Its VERY useful for someone to post on the forum (like has been done by the OP in this thread) providing such summaries. I do not want to say anything to discourage such posts as the above.

On 10/20/2011 01:16 PM, oldcpu wrote:

> Actually DenverD, my understanding is he does post to the mailing
> lists. I’m pretty sure I have read posts of his (in kind) on the mailing
> lists (and also inputs to bug reports). Perhaps you missed those posts
> of his on the mailing lists ?

very possibly i missed all of his post in the mail lists…i only read
the project list, and not even it everyday…i used to be subscribed to
several others and found myself not paying enough attention to
anything…(i mean, i DO have to have to save some time to hand write
with pencil and paper to my old Aunt Tillie!)

my give back to FOSS time allotment i try to focus on the forums…

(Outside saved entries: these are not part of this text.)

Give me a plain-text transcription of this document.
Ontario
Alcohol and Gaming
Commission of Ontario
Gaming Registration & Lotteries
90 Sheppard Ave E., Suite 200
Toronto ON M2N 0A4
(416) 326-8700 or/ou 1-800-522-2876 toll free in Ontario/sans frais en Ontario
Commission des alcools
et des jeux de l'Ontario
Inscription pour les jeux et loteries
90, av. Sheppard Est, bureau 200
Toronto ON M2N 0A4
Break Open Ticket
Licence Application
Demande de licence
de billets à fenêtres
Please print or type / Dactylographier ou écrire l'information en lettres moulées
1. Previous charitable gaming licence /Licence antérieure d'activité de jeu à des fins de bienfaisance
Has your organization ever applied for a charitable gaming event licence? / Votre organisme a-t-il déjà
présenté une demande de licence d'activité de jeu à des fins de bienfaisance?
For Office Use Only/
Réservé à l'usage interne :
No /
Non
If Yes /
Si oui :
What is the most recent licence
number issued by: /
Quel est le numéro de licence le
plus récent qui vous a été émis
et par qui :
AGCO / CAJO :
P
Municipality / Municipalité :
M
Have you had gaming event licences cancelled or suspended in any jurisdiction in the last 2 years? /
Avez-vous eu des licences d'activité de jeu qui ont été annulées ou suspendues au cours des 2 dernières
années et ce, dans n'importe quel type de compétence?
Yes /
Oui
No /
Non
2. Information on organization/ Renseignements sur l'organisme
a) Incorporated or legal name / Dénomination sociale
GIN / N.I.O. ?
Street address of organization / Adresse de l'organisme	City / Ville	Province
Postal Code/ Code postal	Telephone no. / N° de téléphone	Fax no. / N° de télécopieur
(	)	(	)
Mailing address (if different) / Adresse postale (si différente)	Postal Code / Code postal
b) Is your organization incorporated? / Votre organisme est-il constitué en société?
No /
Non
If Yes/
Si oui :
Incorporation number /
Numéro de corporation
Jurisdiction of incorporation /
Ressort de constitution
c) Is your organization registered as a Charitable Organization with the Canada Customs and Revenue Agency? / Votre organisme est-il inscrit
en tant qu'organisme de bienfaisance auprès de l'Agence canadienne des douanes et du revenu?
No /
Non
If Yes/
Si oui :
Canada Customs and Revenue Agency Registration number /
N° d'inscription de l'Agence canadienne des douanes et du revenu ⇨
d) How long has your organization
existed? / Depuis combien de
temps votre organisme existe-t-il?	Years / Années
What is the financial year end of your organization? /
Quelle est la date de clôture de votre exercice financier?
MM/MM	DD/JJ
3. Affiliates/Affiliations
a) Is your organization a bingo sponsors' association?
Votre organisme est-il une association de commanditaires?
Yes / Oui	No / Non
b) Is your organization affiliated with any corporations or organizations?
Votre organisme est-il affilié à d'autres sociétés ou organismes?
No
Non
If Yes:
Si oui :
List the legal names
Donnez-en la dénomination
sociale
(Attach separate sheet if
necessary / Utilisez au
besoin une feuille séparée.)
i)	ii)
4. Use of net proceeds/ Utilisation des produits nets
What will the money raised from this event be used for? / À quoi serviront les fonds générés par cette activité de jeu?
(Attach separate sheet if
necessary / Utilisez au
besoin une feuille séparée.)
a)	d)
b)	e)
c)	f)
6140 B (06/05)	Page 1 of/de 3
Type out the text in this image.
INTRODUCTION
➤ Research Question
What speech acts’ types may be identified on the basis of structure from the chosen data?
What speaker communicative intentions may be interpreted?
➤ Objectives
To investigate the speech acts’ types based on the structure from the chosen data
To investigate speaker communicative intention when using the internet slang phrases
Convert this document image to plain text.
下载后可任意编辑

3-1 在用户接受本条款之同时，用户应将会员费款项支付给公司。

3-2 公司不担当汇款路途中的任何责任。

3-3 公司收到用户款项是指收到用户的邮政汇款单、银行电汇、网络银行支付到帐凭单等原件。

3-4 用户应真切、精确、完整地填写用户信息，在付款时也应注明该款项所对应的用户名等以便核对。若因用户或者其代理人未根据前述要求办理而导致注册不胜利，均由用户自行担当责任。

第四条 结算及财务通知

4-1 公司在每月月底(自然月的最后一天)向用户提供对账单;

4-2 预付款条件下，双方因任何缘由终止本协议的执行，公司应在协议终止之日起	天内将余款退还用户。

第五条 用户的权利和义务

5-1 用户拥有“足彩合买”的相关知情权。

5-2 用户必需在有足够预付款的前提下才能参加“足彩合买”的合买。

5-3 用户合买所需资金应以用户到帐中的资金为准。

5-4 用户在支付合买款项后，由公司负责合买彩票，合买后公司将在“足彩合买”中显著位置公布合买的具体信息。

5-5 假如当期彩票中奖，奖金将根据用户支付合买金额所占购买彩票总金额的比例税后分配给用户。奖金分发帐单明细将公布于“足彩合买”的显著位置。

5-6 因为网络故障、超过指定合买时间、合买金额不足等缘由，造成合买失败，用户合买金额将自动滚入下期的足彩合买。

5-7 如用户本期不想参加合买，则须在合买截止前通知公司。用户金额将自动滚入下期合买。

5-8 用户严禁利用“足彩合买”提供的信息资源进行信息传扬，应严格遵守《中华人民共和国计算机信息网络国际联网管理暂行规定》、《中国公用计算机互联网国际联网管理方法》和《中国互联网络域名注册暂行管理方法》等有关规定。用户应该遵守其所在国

> Its VERY useful for someone to post on the forum (like has been done by
> the OP in this thread) providing such summaries. I do not want to say
> anything to discourage such posts as the above.

oh i agree completely!

if you got the idea i was trying to run him off or discourage his posts
here, i am VERY happy you said something to correct that misperception…

PLEASE @SeanMc98 continue posting here, also. ‘also’ is the word you
(and, others) may have missed in my earlier post!]…

more communication, at more levels, is absolutely needed in the
SUSE/openSUSE arena as well as in Linux, GNU and FOSS generally.


DD
openSUSE®, a small part of a big thing.

Very interesting as I have an ATI Radeon HD card in my iMac, and Mint exhibits exactly the same symptoms. Fedora also exhibits the problem. There is a workaround before the initial installation boot, but it doesn’t ‘hold’. It only lasts until the pure desktop GUI comes up, and the screen goes black again.

Interesting aside…when installing Windows 7 on this Mac, Apple has a certain driver set that has to be downloaded from their site, installed on a flash drive, and available at install time for Win 7 to use, otherwise, guess what, black screen. It’s only for the card that I have with a Radeon HD 4670 card.

I have not seen this card used much at all, in other applications.

I’m sure it’s a problem that’s ‘exactly the same, only different’, as an old physics professor used to preach. The mechanics of the problem are entirely different, but the problem manifests itself in exactly the same manner!

H

Bug https://bugzilla.novell.com/show_bug.cgi?id=669798 updated (q.v.).

Very pleasant to click a key and resume from sleep (the machine, not me!) without lid close/open. I guess I will need a new exercise step for the morning!

On 10/20/2011 03:16 PM, hflaxman wrote:
> I’m sure it’s a problem that’s ‘exactly the same, only different’, as
> an old physics professor used to preach. The mechanics of the problem
> are entirely different, but the problem manifests itself in exactly the
> same manner!

the symptoms of two different problems can be exactly the same (within
the limits of our ability an capability to measure/understand)…

too often folks try to solve the symptom without knowing the problem.